Derrière ce disque, qui illustre les péripéties de son double fantasmé T-Bone Guarnerius, bluesman cosmopolite, on retrouve assurément ce goût de l’aventure, de la mise en danger constante. Alors qu’il aurait pu décider de rester le seul maître à bord et mener sagement sa barque jusqu’à des rives attendues, il a choisi d’inviter des amis (Magic Malik, le guitariste tout-terrain Sébastien Martel) ou d’anciens mentors (le tromboniste Glenn Ferris) à prendre avec lui le grand large.

Globe-trotter et musicologue, le Français est tellement habitué, lui, à s’acclimater à tous les milieux que son album, zapping transculturel et langoureux, respire la spontanéité. Avec fluidité, il enchaîne une sensible ballade de funambule exécutée avec Piers Faccini (Circle around), une reprise désossée et électrique d’Under My Thumb ou, guidé par Mama Ohandja, une chanson funéraire camerounaise (Nnomo Nga Wono). Egalement épris de hors-piste, il conçoit de drôles d’instrumentaux qui étrennent un très envoûtant dub électro-acoustique (Mercurial Gramofon, T-Bone Guarnerius).

Car Ségal n’établit pas de hiérarchie dans ses plaisirs, ne réalise aucun nivellement des genres, préférant leur cohabitation pacifique à l’établissement de bornes.
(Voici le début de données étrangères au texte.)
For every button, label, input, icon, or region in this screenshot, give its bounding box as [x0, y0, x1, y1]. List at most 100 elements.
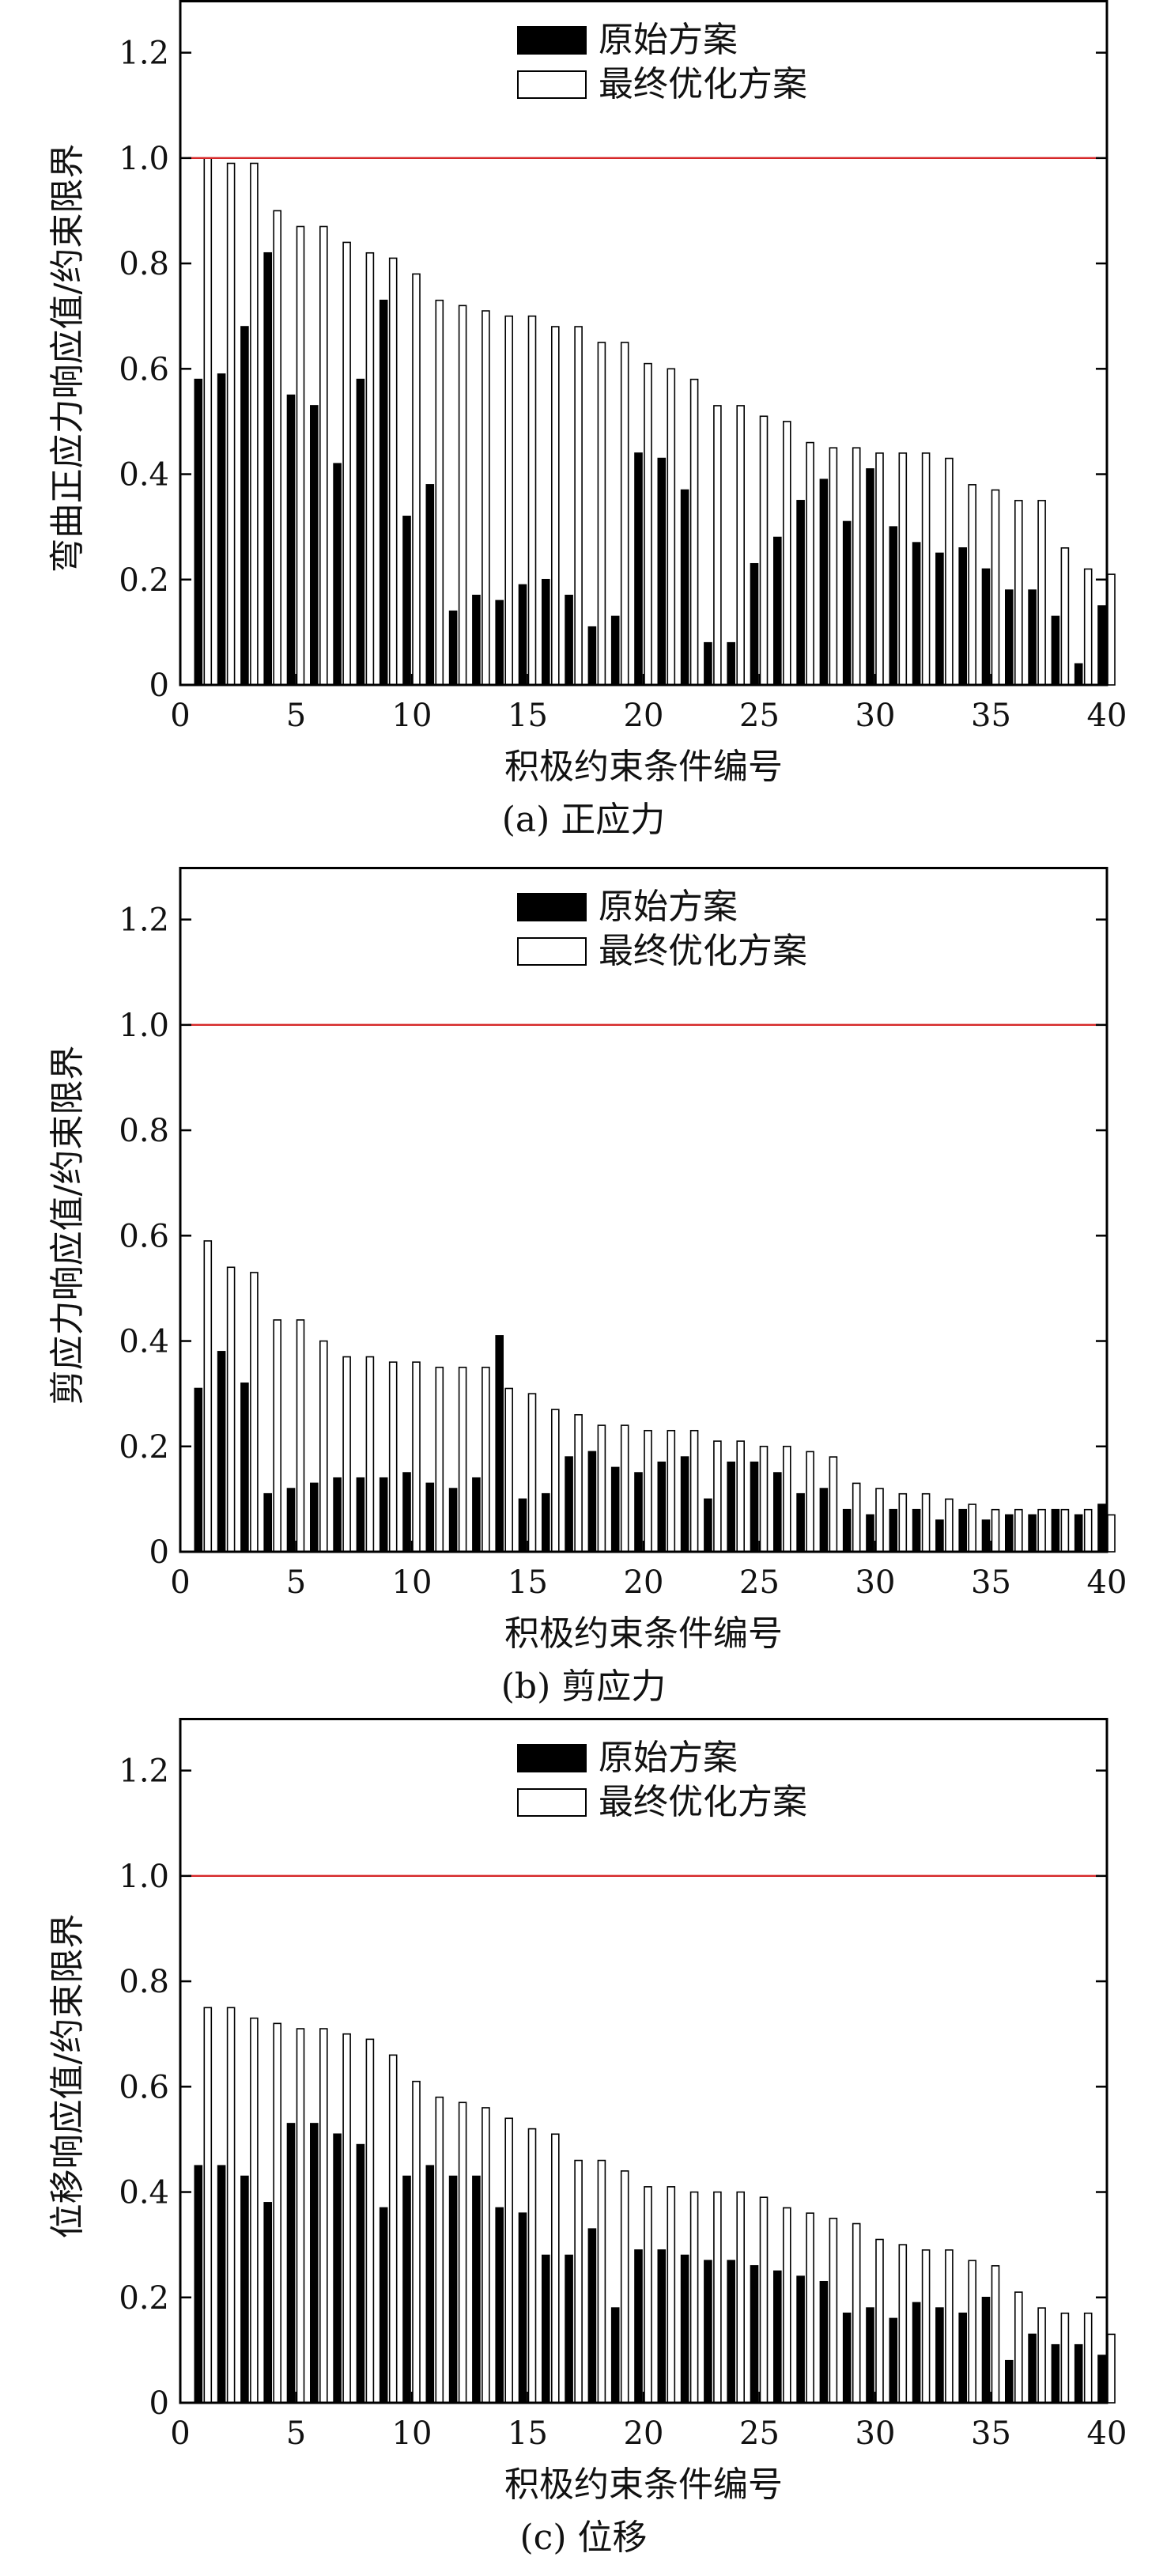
bar-optimized-34: [968, 2260, 976, 2404]
y-tick-label: 0.4: [119, 1324, 169, 1360]
bar-optimized-8: [365, 252, 375, 686]
bar-original-33: [935, 1519, 944, 1553]
y-tick-label: 0.8: [119, 246, 169, 282]
bar-original-22: [680, 489, 689, 686]
bar-original-9: [379, 299, 388, 686]
bar-optimized-21: [667, 368, 676, 686]
bar-original-27: [796, 1492, 805, 1553]
bar-optimized-39: [1083, 1508, 1093, 1553]
x-axis-label: 积极约束条件编号: [504, 747, 783, 787]
bar-original-32: [912, 1508, 921, 1553]
bar-optimized-8: [365, 1356, 375, 1553]
bar-original-40: [1097, 605, 1106, 686]
bar-optimized-26: [782, 2207, 791, 2404]
x-tick-label: 15: [508, 2415, 548, 2452]
y-tick-label: 0.2: [119, 1429, 169, 1466]
bar-original-38: [1051, 1508, 1060, 1553]
bar-optimized-9: [388, 257, 398, 686]
bar-original-13: [472, 2175, 481, 2404]
bar-optimized-32: [921, 2249, 931, 2404]
y-axis-label: 弯曲正应力响应值/约束限界: [47, 144, 88, 573]
bar-optimized-11: [435, 1367, 444, 1553]
bar-optimized-31: [898, 1492, 908, 1553]
x-tick-label: 0: [170, 2415, 190, 2452]
bar-optimized-14: [504, 315, 514, 686]
bar-optimized-1: [203, 157, 213, 686]
bar-original-3: [240, 1383, 249, 1553]
bar-original-17: [565, 2254, 573, 2404]
bar-original-26: [772, 1472, 782, 1553]
bar-original-2: [217, 2165, 226, 2404]
bar-optimized-18: [597, 1424, 606, 1553]
bar-optimized-29: [852, 1482, 861, 1553]
bar-original-23: [704, 641, 712, 686]
bar-optimized-24: [736, 405, 746, 686]
bar-optimized-19: [620, 1424, 629, 1553]
bar-original-17: [565, 1456, 573, 1553]
bar-original-26: [772, 2270, 782, 2404]
bar-original-38: [1051, 615, 1060, 686]
bar-optimized-22: [689, 2191, 699, 2404]
y-tick-label: 1.2: [119, 902, 169, 939]
bar-original-23: [704, 1498, 712, 1553]
bar-optimized-4: [273, 1319, 282, 1553]
y-tick-label: 1.2: [119, 1753, 169, 1790]
bar-original-13: [472, 1477, 481, 1553]
bar-original-27: [796, 500, 805, 686]
y-tick-label: 0.6: [119, 1218, 169, 1254]
y-tick-label: 0.6: [119, 2069, 169, 2105]
bar-optimized-5: [296, 1319, 305, 1553]
bar-optimized-23: [713, 405, 722, 686]
bar-optimized-4: [273, 210, 282, 686]
bar-optimized-17: [574, 326, 583, 686]
bar-original-16: [541, 2254, 550, 2404]
bar-optimized-13: [482, 310, 490, 686]
bar-original-18: [587, 1451, 597, 1553]
bar-original-31: [889, 1508, 898, 1553]
y-axis-label: 位移响应值/约束限界: [47, 1914, 88, 2239]
x-tick-label: 20: [624, 1564, 664, 1601]
bar-optimized-32: [921, 452, 931, 686]
x-tick-label: 40: [1087, 2415, 1127, 2452]
bar-optimized-37: [1037, 2307, 1046, 2404]
bar-optimized-30: [875, 2238, 884, 2404]
bar-optimized-19: [620, 2170, 629, 2404]
x-tick-label: 20: [624, 2415, 664, 2452]
bar-original-4: [263, 252, 273, 686]
bar-original-31: [889, 526, 898, 686]
bar-original-15: [518, 1498, 527, 1553]
bar-original-14: [495, 1335, 504, 1553]
bar-optimized-5: [296, 225, 305, 686]
bar-optimized-9: [388, 1361, 398, 1553]
bar-original-36: [1005, 589, 1014, 686]
bar-original-1: [194, 1387, 203, 1553]
bar-optimized-2: [226, 2007, 236, 2404]
bar-optimized-37: [1037, 500, 1046, 686]
bar-optimized-31: [898, 2244, 908, 2404]
bar-original-36: [1005, 2359, 1014, 2404]
y-tick-label: 0.6: [119, 351, 169, 388]
bar-optimized-24: [736, 2191, 746, 2404]
bar-optimized-14: [504, 1387, 514, 1553]
bar-optimized-29: [852, 447, 861, 686]
bar-optimized-2: [226, 162, 236, 686]
bar-original-6: [309, 2123, 319, 2404]
x-tick-label: 5: [286, 2415, 306, 2452]
bar-original-7: [333, 463, 342, 686]
bar-original-34: [958, 547, 967, 686]
bar-optimized-20: [644, 1429, 652, 1553]
bar-original-16: [541, 1492, 550, 1553]
bar-optimized-3: [250, 2017, 259, 2404]
bar-original-6: [309, 1482, 319, 1553]
bar-original-32: [912, 2302, 921, 2404]
bar-optimized-37: [1037, 1508, 1046, 1553]
bar-original-5: [286, 2123, 296, 2404]
legend-label-2: 最终优化方案: [599, 64, 807, 104]
bar-optimized-16: [550, 2133, 560, 2404]
legend-label-1: 原始方案: [599, 887, 738, 927]
x-tick-label: 40: [1087, 1564, 1127, 1601]
chart-caption-b: (b) 剪应力: [500, 1666, 667, 1707]
bar-original-23: [704, 2260, 712, 2404]
bar-original-34: [958, 2312, 967, 2404]
bar-optimized-10: [412, 1361, 421, 1553]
Chaque morceau a été traité de la même lumineuse manière, c’est-à-dire enregistré sur Nagra, ce gros magnétophone à bande longtemps porté par les reporters radio, dans des endroits naturellement chargés en atmosphère (une chapelle paumée vers le cap Fréhel, au bord du périphérique ou dans la maison de certains participants). Saisie ainsi en dehors du cadre imposé du studio, cette musique polygame sonne éternellement vivante, charnelle.